Dayton also consults with the Palestinian Authority Strategic Planning Directorate, a national security council-type body recently set up in Ramallah to try and create longer-term security policy for the Palestinians. And he is advising on the reconstruction of the PA security infrastructure in Jericho that was destroyed by Israel during the second intifada - an effort reportedly behind schedule because the contractors involved now insist on being paid in shekels, instead of dollars.
Israeli security sources say that when Ephraim Sneh served as deputy defense minister under Amir Peretz, he met regularly with Dayton to discuss larger strategic issues, but that practice has largely stopped since Sneh was succeeded in that position by Matan Vilna'i. Those sources say this is mainly due to Dayton being overshadowed by the involvement of Jones and Fraser; it may also involve rumored tensions between Dayton and Barak, the latter reportedly bristling at criticism the general has made of the defense minister's unwillingness to approve giving the PA security forces more operational latitude and higher-level military equipment.

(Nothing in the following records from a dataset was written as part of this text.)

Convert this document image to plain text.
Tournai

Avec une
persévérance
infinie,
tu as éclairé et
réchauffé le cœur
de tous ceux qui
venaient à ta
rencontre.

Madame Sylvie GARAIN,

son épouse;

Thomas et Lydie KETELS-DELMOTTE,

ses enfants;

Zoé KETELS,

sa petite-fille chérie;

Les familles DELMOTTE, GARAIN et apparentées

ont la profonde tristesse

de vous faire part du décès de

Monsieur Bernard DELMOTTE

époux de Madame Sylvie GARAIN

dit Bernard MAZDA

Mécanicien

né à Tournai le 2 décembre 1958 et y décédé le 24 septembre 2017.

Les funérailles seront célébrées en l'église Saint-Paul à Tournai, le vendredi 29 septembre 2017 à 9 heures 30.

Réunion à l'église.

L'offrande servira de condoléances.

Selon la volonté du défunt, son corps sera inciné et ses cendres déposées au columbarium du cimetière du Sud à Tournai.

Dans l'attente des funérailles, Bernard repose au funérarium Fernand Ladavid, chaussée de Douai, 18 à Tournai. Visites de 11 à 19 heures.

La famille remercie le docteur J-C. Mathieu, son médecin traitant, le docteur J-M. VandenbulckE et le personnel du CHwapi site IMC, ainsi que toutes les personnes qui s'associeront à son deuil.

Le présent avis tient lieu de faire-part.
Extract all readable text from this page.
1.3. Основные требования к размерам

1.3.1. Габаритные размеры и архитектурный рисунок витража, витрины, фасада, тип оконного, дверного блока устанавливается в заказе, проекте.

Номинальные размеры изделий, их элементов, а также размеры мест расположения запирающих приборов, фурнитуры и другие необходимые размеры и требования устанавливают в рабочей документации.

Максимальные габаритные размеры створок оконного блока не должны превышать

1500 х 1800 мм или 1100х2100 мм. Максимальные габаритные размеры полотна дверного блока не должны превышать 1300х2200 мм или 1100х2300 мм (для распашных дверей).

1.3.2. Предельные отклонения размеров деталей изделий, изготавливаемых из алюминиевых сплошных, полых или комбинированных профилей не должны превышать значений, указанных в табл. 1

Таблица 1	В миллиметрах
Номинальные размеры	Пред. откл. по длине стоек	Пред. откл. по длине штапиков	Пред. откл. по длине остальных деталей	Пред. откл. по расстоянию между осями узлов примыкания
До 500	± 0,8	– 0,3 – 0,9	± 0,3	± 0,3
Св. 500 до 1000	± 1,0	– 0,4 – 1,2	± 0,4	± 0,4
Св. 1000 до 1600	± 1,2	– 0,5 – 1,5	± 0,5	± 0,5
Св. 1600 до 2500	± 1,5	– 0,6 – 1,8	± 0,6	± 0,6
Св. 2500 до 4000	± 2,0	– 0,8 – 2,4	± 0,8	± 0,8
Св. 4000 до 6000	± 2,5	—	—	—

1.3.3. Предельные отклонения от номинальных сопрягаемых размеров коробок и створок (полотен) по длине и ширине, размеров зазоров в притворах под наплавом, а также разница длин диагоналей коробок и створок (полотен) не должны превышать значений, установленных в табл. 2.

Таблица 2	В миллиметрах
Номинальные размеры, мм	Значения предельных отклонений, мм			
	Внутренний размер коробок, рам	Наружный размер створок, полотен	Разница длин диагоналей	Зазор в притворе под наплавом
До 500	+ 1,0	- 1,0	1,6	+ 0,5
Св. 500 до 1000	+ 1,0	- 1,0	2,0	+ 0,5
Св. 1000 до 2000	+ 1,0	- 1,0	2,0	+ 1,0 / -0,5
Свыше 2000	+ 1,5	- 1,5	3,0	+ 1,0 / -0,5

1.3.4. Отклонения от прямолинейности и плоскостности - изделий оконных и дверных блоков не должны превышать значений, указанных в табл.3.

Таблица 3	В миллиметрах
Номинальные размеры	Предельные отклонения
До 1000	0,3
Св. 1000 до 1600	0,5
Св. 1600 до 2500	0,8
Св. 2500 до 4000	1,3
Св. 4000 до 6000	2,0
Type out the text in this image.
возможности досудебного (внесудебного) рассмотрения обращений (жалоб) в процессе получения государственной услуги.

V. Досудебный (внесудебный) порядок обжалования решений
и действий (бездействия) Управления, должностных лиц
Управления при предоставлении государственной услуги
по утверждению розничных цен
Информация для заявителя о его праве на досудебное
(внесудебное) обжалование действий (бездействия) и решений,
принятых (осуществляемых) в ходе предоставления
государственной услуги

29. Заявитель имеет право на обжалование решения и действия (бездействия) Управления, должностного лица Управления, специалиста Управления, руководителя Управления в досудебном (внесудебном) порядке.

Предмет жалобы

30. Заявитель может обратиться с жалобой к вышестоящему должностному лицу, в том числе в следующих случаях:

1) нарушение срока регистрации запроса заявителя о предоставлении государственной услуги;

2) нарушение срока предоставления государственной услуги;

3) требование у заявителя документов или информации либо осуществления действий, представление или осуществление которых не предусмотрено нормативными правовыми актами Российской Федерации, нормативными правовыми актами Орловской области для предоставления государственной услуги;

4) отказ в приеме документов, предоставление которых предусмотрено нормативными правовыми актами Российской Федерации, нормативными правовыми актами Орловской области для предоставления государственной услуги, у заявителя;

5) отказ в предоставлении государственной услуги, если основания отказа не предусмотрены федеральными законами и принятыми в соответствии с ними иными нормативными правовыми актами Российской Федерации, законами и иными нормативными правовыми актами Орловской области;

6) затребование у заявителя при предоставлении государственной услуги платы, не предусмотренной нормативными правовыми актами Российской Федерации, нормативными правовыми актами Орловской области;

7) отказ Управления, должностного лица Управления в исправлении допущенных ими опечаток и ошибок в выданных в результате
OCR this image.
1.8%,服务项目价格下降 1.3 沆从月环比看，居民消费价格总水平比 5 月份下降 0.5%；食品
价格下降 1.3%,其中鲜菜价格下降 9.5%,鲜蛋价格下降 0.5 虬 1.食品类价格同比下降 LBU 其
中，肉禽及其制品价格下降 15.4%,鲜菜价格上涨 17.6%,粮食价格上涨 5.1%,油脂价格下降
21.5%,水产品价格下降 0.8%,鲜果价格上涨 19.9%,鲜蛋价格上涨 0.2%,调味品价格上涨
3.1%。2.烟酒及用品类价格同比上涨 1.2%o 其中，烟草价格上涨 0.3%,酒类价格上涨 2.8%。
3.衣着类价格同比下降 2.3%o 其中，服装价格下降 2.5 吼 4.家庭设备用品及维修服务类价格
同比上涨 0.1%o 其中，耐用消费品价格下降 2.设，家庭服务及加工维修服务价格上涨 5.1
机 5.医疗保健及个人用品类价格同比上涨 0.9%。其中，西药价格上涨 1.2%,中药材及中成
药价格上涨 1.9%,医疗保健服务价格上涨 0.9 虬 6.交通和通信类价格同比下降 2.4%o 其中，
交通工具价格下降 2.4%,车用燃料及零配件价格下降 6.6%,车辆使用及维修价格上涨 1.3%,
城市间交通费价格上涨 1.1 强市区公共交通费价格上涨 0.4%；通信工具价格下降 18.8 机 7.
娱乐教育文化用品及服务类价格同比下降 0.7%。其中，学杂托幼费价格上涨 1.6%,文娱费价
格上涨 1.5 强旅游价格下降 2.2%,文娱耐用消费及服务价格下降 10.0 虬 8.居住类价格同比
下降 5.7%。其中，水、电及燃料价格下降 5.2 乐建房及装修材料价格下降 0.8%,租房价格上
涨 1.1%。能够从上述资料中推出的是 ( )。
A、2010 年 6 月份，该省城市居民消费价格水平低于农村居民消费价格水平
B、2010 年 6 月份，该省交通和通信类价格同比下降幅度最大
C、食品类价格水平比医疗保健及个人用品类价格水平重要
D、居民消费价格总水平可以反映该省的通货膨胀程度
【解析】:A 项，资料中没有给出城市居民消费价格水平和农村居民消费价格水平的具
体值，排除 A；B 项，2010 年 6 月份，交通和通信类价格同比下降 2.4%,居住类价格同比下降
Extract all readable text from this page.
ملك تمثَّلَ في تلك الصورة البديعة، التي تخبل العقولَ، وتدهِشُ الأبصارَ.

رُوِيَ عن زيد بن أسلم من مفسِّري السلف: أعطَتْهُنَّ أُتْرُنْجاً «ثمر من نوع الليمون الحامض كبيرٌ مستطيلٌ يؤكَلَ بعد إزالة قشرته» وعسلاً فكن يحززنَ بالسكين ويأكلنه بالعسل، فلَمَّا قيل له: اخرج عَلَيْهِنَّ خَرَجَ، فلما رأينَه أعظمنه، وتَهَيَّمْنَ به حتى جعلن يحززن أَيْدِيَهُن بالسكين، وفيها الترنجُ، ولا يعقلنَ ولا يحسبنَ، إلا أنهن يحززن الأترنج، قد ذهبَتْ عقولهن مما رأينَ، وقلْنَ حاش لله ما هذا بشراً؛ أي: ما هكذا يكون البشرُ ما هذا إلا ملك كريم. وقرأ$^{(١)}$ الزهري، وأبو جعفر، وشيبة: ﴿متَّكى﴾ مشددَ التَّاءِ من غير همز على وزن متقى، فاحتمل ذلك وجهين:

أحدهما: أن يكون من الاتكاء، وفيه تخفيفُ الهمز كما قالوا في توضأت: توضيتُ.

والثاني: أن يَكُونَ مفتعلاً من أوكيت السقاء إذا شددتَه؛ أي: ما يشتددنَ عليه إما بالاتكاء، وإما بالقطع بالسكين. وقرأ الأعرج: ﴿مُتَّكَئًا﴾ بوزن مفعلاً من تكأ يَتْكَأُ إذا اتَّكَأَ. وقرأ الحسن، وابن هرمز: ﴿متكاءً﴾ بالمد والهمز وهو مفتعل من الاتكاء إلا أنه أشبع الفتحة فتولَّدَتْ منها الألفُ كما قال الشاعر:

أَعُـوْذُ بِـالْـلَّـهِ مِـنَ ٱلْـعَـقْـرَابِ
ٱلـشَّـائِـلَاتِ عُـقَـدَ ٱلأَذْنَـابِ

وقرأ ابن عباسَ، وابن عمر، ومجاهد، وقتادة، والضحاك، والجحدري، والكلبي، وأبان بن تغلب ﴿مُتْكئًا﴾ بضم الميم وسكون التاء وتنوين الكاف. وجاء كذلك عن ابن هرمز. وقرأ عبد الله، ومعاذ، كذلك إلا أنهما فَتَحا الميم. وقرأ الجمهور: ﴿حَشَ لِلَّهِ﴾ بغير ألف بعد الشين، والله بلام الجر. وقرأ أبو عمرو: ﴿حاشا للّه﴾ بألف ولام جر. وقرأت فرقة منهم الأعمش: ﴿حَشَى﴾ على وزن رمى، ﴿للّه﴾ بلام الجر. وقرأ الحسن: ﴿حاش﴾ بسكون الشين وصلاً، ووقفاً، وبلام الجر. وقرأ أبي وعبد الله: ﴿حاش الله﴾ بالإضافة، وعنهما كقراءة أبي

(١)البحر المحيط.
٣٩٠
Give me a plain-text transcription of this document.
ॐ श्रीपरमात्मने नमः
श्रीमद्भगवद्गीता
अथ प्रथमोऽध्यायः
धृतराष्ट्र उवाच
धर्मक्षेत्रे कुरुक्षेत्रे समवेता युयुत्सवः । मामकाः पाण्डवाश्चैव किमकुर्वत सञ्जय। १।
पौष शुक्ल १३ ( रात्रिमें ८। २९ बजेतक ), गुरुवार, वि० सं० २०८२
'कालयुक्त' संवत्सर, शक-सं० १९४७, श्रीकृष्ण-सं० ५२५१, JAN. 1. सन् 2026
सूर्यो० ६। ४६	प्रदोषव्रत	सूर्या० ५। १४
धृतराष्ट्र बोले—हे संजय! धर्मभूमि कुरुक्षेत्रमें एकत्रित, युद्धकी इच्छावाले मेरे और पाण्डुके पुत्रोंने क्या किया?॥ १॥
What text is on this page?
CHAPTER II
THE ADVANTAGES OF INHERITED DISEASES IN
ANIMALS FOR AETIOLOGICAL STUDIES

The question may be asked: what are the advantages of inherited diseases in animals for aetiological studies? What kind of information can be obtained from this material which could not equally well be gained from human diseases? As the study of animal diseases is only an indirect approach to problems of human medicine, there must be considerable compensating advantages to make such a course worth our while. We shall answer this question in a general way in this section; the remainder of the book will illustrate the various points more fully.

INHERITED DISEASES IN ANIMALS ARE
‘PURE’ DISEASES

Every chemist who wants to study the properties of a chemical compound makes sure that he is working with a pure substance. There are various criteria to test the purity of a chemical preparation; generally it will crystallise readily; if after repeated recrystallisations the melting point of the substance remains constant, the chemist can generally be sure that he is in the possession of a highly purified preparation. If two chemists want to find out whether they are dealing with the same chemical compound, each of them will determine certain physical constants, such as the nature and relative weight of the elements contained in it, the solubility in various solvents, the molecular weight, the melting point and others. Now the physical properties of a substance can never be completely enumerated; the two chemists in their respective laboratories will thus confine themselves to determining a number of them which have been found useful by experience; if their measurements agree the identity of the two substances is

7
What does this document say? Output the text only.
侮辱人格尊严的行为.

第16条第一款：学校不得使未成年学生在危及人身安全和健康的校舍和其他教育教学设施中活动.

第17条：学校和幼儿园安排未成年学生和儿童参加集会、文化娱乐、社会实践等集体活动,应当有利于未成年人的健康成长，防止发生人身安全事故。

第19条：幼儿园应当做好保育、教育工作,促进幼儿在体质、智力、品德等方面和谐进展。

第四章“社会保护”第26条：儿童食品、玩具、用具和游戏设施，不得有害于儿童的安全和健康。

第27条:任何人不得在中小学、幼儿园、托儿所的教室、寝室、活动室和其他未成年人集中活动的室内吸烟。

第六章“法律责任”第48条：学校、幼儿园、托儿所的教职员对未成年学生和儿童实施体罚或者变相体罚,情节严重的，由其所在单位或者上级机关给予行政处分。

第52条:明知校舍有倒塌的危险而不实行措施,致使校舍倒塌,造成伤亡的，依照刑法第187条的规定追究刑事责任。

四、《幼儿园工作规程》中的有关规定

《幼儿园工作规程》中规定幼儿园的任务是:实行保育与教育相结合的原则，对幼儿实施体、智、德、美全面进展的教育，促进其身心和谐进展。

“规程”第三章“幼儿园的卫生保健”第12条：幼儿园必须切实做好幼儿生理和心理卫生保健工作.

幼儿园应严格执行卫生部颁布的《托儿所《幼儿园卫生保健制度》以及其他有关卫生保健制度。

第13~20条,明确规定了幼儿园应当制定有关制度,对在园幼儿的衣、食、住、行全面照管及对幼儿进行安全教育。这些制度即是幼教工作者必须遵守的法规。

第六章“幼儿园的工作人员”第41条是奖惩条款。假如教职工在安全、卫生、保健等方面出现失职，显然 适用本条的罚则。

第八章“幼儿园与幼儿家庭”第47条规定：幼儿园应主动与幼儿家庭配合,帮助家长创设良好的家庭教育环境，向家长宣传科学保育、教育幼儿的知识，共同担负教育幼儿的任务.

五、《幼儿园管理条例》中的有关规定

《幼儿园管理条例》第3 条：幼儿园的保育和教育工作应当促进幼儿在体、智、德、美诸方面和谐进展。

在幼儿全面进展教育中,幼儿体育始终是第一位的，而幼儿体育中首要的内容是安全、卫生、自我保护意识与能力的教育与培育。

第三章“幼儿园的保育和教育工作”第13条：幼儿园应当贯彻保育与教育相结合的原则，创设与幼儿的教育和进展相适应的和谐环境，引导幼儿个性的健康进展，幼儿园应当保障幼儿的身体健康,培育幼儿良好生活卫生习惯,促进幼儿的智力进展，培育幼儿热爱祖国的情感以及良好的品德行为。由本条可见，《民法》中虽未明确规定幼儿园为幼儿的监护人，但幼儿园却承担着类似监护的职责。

Barak's team may feel Dayton's authority has diminished with Jones and Fraser on the scene; but for the latter two, the Israeli-Palestinian conflict is very much a part-time gig, while it's Dayton who is on the ground here full-time, and is specifically tasked with the job - creating a viable PA security force - on which any future real political progress is likely to depend.
Barak has good reasons to be cautious, both for the safety of the Israeli people, as well as his own prime ministerial prospects if security concessions on the West Bank lead to renewed terror attacks (or the nightmare scenario of an those weapons and APCs being given to the PA eventually falling into the hands of Hamas).
But as 2008 winds on and the Bush administration presses for more progress on the Israeli-Palestinian peace front, it will be Rice's generals who will be leading the secretary's charge for Israel to make ever more concessions on the West Bank - and Israel's own general of generals who will have to find the right balance to both keeping Washington happy, and Israelis secure.